Marsupials race to keep up with brain development

6 Oct 2023

University of Queensland researchers have compared brain development in marsupial and placental mammals, bringing us one step closer to understanding how the mammalian brain evolved.

Dr Laura Fenlon, School of Biomedical Sciences and Queensland Brain Institute researcher, said the study found there were different rules governing the timing of neurodevelopmental processes.

“These processes include how brain cells are born, migrate and make connections with one another,” Dr Fenlon said.

The researchers compared the brains of Australian marsupial fat-tailed dunnarts and placental mice at 11 different stages of development, and found that processes could be flexible in their timing.

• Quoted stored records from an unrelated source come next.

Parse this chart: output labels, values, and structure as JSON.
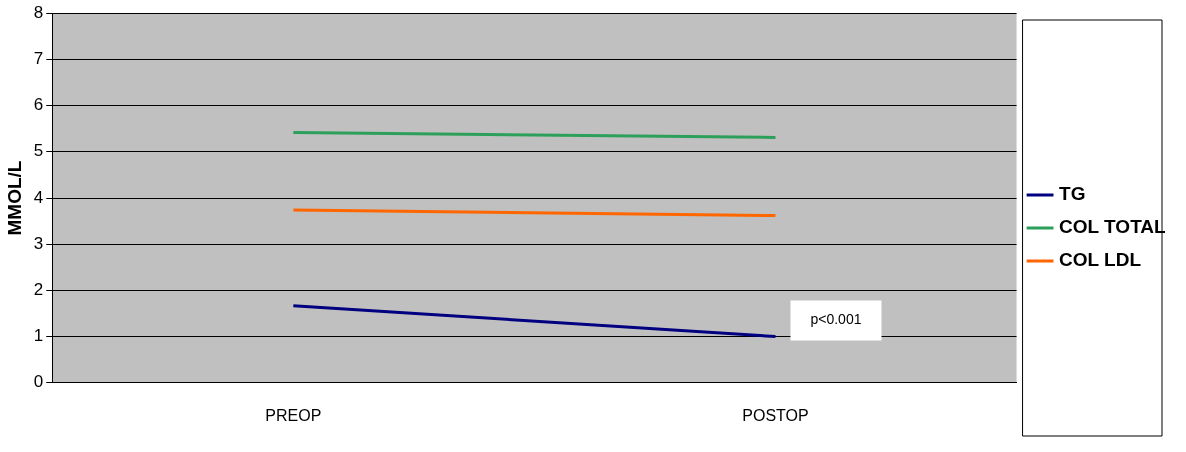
{
  "chart_data": {
    "type": "line",
    "ylabel": "MMOL/L",
    "categories": [
      "PREOP",
      "POSTOP"
    ],
    "series": [
      {
        "name": "TG",
        "color": "#000080",
        "values": [
          1.67,
          1.0
        ]
      },
      {
        "name": "COL TOTAL",
        "color": "#2ca05a",
        "values": [
          5.42,
          5.31
        ]
      },
      {
        "name": "COL LDL",
        "color": "#ff6600",
        "values": [
          3.74,
          3.62
        ]
      }
    ],
    "ylim": [
      0,
      8
    ],
    "yticks": [
      0,
      1,
      2,
      3,
      4,
      5,
      6,
      7,
      8
    ],
    "grid": "y",
    "legend": "right",
    "marker": "none",
    "line_style": "solid",
    "annotations": [
      {
        "text": "p<0.001",
        "x": "POSTOP",
        "y": 1.0
      }
    ]
  }
}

“Some processes take a few days to occur in one species, but only a single day in the other,” Dr Fenlon said.

“Other processes take the same amount of time in both species.

“This may help us understand the evolution of the brain in all species and therefore create a better understanding of the human brain.

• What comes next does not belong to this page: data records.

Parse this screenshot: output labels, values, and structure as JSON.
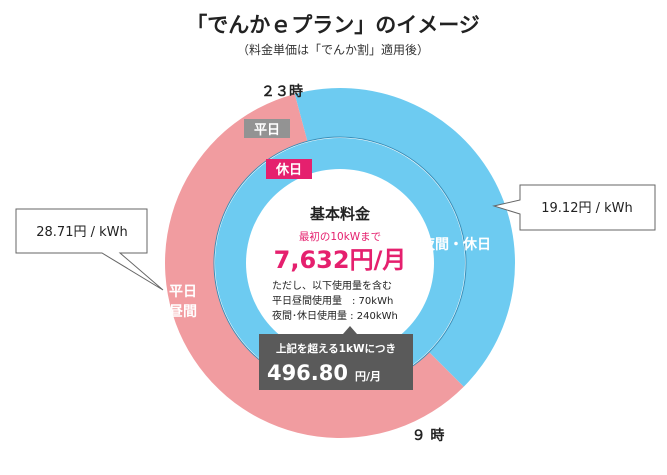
{
  "title": "「でんかｅプラン」のイメージ",
  "subtitle": "（料金単価は「でんか割」適用後）",
  "colors": {
    "weekday_day": "#f19ca0",
    "night_holiday": "#6dcbf1",
    "center": "#ffffff",
    "accent": "#e5206e",
    "label_weekday_bg": "#939393",
    "label_holiday_bg": "#e5206e",
    "callout_bg": "#5a5a5a"
  },
  "chart_data": {
    "type": "pie",
    "title": "「でんかｅプラン」のイメージ",
    "rings": [
      {
        "name": "平日",
        "slices": [
          {
            "label": "夜間・休日",
            "from_hour": 23,
            "to_hour": 9,
            "color": "#6dcbf1"
          },
          {
            "label": "平日昼間",
            "from_hour": 9,
            "to_hour": 23,
            "color": "#f19ca0"
          }
        ]
      },
      {
        "name": "休日",
        "slices": [
          {
            "label": "夜間・休日",
            "from_hour": 0,
            "to_hour": 24,
            "color": "#6dcbf1"
          }
        ]
      }
    ],
    "hour_labels": [
      "２３時",
      "９ 時"
    ],
    "rates": [
      {
        "label": "平日昼間",
        "value": "28.71円 / kWh"
      },
      {
        "label": "夜間・休日",
        "value": "19.12円 / kWh"
      }
    ]
  },
  "labels": {
    "ring_weekday": "平日",
    "ring_holiday": "休日",
    "night_holiday": "夜間・休日",
    "weekday_day_line1": "平日",
    "weekday_day_line2": "昼間",
    "hour_23": "２３時",
    "hour_9": "９ 時",
    "rate_left": "28.71円 / kWh",
    "rate_right": "19.12円 / kWh"
  },
  "center": {
    "heading": "基本料金",
    "first_kw": "最初の10kWまで",
    "price": "7,632円/月",
    "note_line1": "ただし、以下使用量を含む",
    "note_line2": "平日昼間使用量　: 70kWh",
    "note_line3": "夜間･休日使用量 : 240kWh"
  },
  "callout": {
    "line1": "上記を超える1kWにつき",
    "amount": "496.80",
    "unit": "円/月"
  }
}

“Marsupial mammals, such as kangaroos, have many peculiarities of development, including a remarkably early birth followed by development in the mother’s pouch.

“Compared with placental mammals, such as humans and mice, marsupials also take around three times longer to develop.”

The authors of the study investigated if this longer timeframe of development was uniform for all processes, or whether some aspects of brain development did not expand in time in the same way.

“It has long been suspected that the amount of time it takes different parts of the brain to develop can be linked to structural and functional outcome, including the extended development of the human brain,” Dr Fenlon said.

“We now have new insights into how different neurodevelopmental processes can be flexible in their timing by studying two extreme examples of time courses in mammalian development: placental mice versus the very slow developing Australian marsupial fat-tailed dunnart.

“These results suggest that there may be fundamental rules governing which neurodevelopmental processes can be flexible to timing changes, and which are fixed across evolution, with the marsupial completing some brain development milestones relatively faster than the mouse.”

The non-uniform developmental timing of these processes reveals a potential evolutionary mechanism, whereby mismatches in timing could produce different brain structures and functions.

The authors hope that by manipulating developmental timing in the future, they may be able to provide further insight into how the incredible diversity of mammalian brains came to be.

The study is published in Nature Communications.